Writing is arguably the most crucial skill of practicing lawyers and legal academics alike. While only some lawyers will enter careers involving significant oral advocacy, nearly all lawyers regularly write, provide feedback to colleagues on their writing, and respond to feedback on their own writing. At HLS, we recognize that excellent writing is not a solo enterprise, but takes a community. J.D. students receive their first intensive writing experience in the First-Year Legal Research and Writing Program (LRW). Upper-level J.D. students and LL.M.s develop their writing skills further through rigorous writing opportunities in courses, clinics, and independent writing supervised by a faculty member, completing in the process the J.D. Written Work Requirement and the LL.M. Written Work Requirement, respectively.

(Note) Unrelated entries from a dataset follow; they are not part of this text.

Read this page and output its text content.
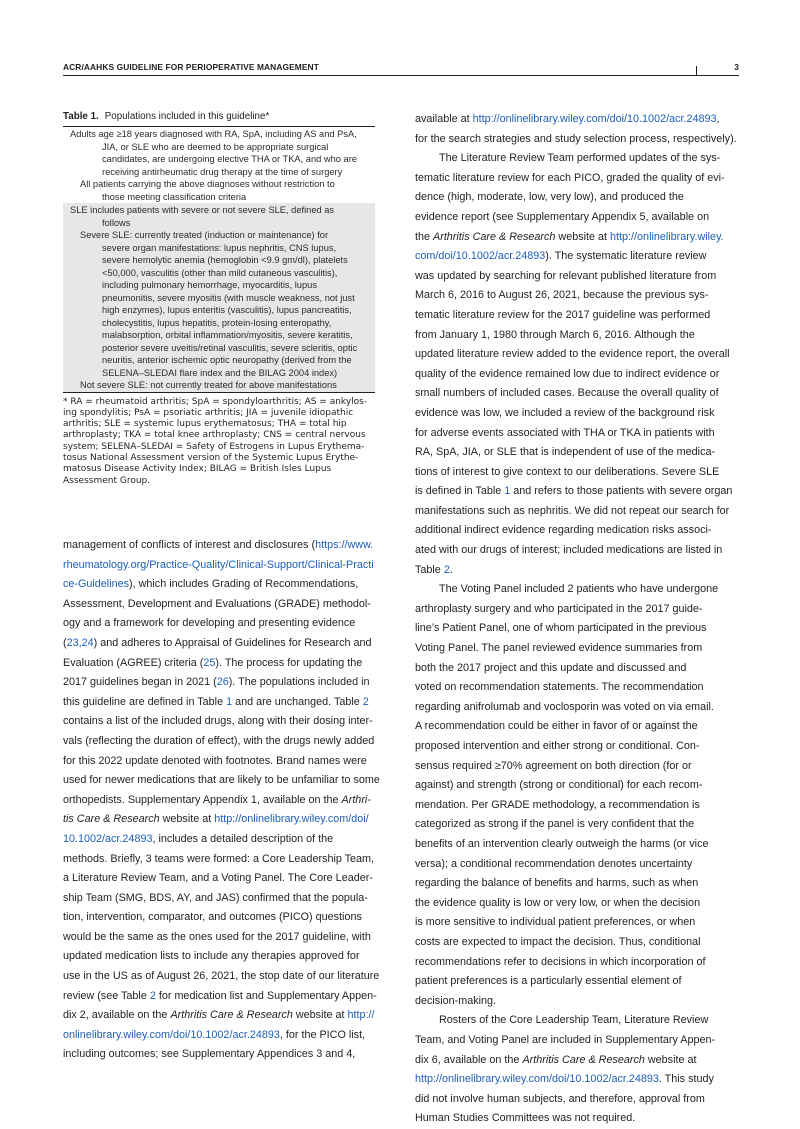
ACR/AAHKS GUIDELINE FOR PERIOPERATIVE MANAGEMENT	3
Table 1. Populations included in this guideline*
Adults age ≥18 years diagnosed with RA, SpA, including AS and PsA,
JIA, or SLE who are deemed to be appropriate surgical
candidates, are undergoing elective THA or TKA, and who are
receiving antirheumatic drug therapy at the time of surgery
All patients carrying the above diagnoses without restriction to
those meeting classification criteria
SLE includes patients with severe or not severe SLE, defined as
follows
Severe SLE: currently treated (induction or maintenance) for
severe organ manifestations: lupus nephritis, CNS lupus,
severe hemolytic anemia (hemoglobin <9.9 gm/dl), platelets
<50,000, vasculitis (other than mild cutaneous vasculitis),
including pulmonary hemorrhage, myocarditis, lupus
pneumonitis, severe myositis (with muscle weakness, not just
high enzymes), lupus enteritis (vasculitis), lupus pancreatitis,
cholecystitis, lupus hepatitis, protein-losing enteropathy,
malabsorption, orbital inflammation/myositis, severe keratitis,
posterior severe uveitis/retinal vasculitis, severe scleritis, optic
neuritis, anterior ischemic optic neuropathy (derived from the
SELENA–SLEDAI flare index and the BILAG 2004 index)
Not severe SLE: not currently treated for above manifestations
* RA = rheumatoid arthritis; SpA = spondyloarthritis; AS = ankylos-
ing spondylitis; PsA = psoriatic arthritis; JIA = juvenile idiopathic
arthritis; SLE = systemic lupus erythematosus; THA = total hip
arthroplasty; TKA = total knee arthroplasty; CNS = central nervous
system; SELENA–SLEDAI = Safety of Estrogens in Lupus Erythema-
tosus National Assessment version of the Systemic Lupus Erythe-
matosus Disease Activity Index; BILAG = British Isles Lupus
Assessment Group.
management of conflicts of interest and disclosures (https://www.
rheumatology.org/Practice-Quality/Clinical-Support/Clinical-Practi
ce-Guidelines), which includes Grading of Recommendations,
Assessment, Development and Evaluations (GRADE) methodol-
ogy and a framework for developing and presenting evidence
(23,24) and adheres to Appraisal of Guidelines for Research and
Evaluation (AGREE) criteria (25). The process for updating the
2017 guidelines began in 2021 (26). The populations included in
this guideline are defined in Table 1 and are unchanged. Table 2
contains a list of the included drugs, along with their dosing inter-
vals (reflecting the duration of effect), with the drugs newly added
for this 2022 update denoted with footnotes. Brand names were
used for newer medications that are likely to be unfamiliar to some
orthopedists. Supplementary Appendix 1, available on the Arthri-
tis Care & Research website at http://onlinelibrary.wiley.com/doi/
10.1002/acr.24893, includes a detailed description of the
methods. Briefly, 3 teams were formed: a Core Leadership Team,
a Literature Review Team, and a Voting Panel. The Core Leader-
ship Team (SMG, BDS, AY, and JAS) confirmed that the popula-
tion, intervention, comparator, and outcomes (PICO) questions
would be the same as the ones used for the 2017 guideline, with
updated medication lists to include any therapies approved for
use in the US as of August 26, 2021, the stop date of our literature
review (see Table 2 for medication list and Supplementary Appen-
dix 2, available on the Arthritis Care & Research website at http://
onlinelibrary.wiley.com/doi/10.1002/acr.24893, for the PICO list,
including outcomes; see Supplementary Appendices 3 and 4,
available at http://onlinelibrary.wiley.com/doi/10.1002/acr.24893,
for the search strategies and study selection process, respectively).
The Literature Review Team performed updates of the sys-
tematic literature review for each PICO, graded the quality of evi-
dence (high, moderate, low, very low), and produced the
evidence report (see Supplementary Appendix 5, available on
the Arthritis Care & Research website at http://onlinelibrary.wiley.
com/doi/10.1002/acr.24893). The systematic literature review
was updated by searching for relevant published literature from
March 6, 2016 to August 26, 2021, because the previous sys-
tematic literature review for the 2017 guideline was performed
from January 1, 1980 through March 6, 2016. Although the
updated literature review added to the evidence report, the overall
quality of the evidence remained low due to indirect evidence or
small numbers of included cases. Because the overall quality of
evidence was low, we included a review of the background risk
for adverse events associated with THA or TKA in patients with
RA, SpA, JIA, or SLE that is independent of use of the medica-
tions of interest to give context to our deliberations. Severe SLE
is defined in Table 1 and refers to those patients with severe organ
manifestations such as nephritis. We did not repeat our search for
additional indirect evidence regarding medication risks associ-
ated with our drugs of interest; included medications are listed in
Table 2.
The Voting Panel included 2 patients who have undergone
arthroplasty surgery and who participated in the 2017 guide-
line’s Patient Panel, one of whom participated in the previous
Voting Panel. The panel reviewed evidence summaries from
both the 2017 project and this update and discussed and
voted on recommendation statements. The recommendation
regarding anifrolumab and voclosporin was voted on via email.
A recommendation could be either in favor of or against the
proposed intervention and either strong or conditional. Con-
sensus required ≥70% agreement on both direction (for or
against) and strength (strong or conditional) for each recom-
mendation. Per GRADE methodology, a recommendation is
categorized as strong if the panel is very confident that the
benefits of an intervention clearly outweigh the harms (or vice
versa); a conditional recommendation denotes uncertainty
regarding the balance of benefits and harms, such as when
the evidence quality is low or very low, or when the decision
is more sensitive to individual patient preferences, or when
costs are expected to impact the decision. Thus, conditional
recommendations refer to decisions in which incorporation of
patient preferences is a particularly essential element of
decision-making.
Rosters of the Core Leadership Team, Literature Review
Team, and Voting Panel are included in Supplementary Appen-
dix 6, available on the Arthritis Care & Research website at
http://onlinelibrary.wiley.com/doi/10.1002/acr.24893. This study
did not involve human subjects, and therefore, approval from
Human Studies Committees was not required.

During their time at HLS, students can develop their writing skills through writing-intensive course work; independent studies in which a student writes a paper under a faculty member’s supervision; some clinical work, and writing groups, which provide a forum for structuring research and writing time and receiving peer in addition to faculty feedback. There are further writing opportunities through moot court, journals, and work as a research assistant for a faculty member. Explore below, by subject area, possible supervisors for an independent writing project.
Wondering where to begin? The Harvard Law Library has developed helpful guides on narrowing down a research topic, how to conduct research in various legal subject areas, and how to cite using the Bluebook or other citation systems.
Once a writing project is completed, students might consider submitting their work for one of HLS’ writing prizes and/or exploring possible paths to publication.